Here’s an important piece on the issue by Leonie Haimson and Cheri Kiesecker. Haimson was a leading advocate against the inBloom project who then, along with Rachael Stickland, created the Parent Coalition for Student Privacy, a national alliance of parents and advocates defending the rights of parents and students to protect their data. Kiesecker is a member of the coalition.
By Leonie Haimson and Cheri Kiesecker
Remember that ominous threat from your childhood, “This will go down on your permanent record?” Well, your children’s permanent record is a whole lot bigger today and it may be permanent. Information about your children’s behavior and nearly everything else that a school or state agency knows about them is being tracked, profiled and potentially shared.
During a February 2015 congressional hearing on “How Emerging Technology Affects Student Privacy,” Rep. Glenn Grothman of Wisconsin asked the panel to “provide a summary of all the information collected by the time a student reaches graduate school.” Joel Reidenberg, director of the Center on Law & Information Policy at Fordham Law School, responded:
“Just think George Orwell, and take it to the nth degree. We’re in an environment of surveillance, essentially. It will be an extraordinarily rich data set of your life.”

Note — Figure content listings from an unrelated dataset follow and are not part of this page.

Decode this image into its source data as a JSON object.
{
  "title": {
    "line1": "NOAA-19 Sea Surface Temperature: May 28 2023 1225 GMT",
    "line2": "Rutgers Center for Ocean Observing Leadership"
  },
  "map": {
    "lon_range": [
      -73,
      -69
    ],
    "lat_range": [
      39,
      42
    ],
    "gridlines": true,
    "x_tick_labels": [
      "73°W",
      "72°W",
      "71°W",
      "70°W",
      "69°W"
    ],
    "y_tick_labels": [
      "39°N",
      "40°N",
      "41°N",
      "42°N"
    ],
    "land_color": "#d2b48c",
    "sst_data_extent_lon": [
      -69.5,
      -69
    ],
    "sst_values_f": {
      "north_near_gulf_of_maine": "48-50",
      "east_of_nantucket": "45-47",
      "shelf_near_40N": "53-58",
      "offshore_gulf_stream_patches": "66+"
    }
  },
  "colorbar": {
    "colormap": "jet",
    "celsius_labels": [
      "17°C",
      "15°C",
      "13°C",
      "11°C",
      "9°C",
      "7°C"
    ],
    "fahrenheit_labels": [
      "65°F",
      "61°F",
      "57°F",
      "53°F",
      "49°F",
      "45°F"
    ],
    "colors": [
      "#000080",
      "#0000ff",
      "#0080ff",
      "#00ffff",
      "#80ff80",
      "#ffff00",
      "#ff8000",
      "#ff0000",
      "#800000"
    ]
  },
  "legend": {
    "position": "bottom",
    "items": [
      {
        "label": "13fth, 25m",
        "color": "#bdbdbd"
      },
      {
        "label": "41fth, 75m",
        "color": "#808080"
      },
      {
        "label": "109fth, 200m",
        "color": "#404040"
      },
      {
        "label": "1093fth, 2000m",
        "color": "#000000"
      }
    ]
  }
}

Most student data is gathered at school via multiple routes; either through children’s online usage or information provided by parents, teachers or other school staff. A student’s education record generally includes demographic information, including race, ethnicity, and income level; discipline records, grades and test scores, disabilities and Individual Education Plans (IEPs), mental health and medical history, counseling records and much more.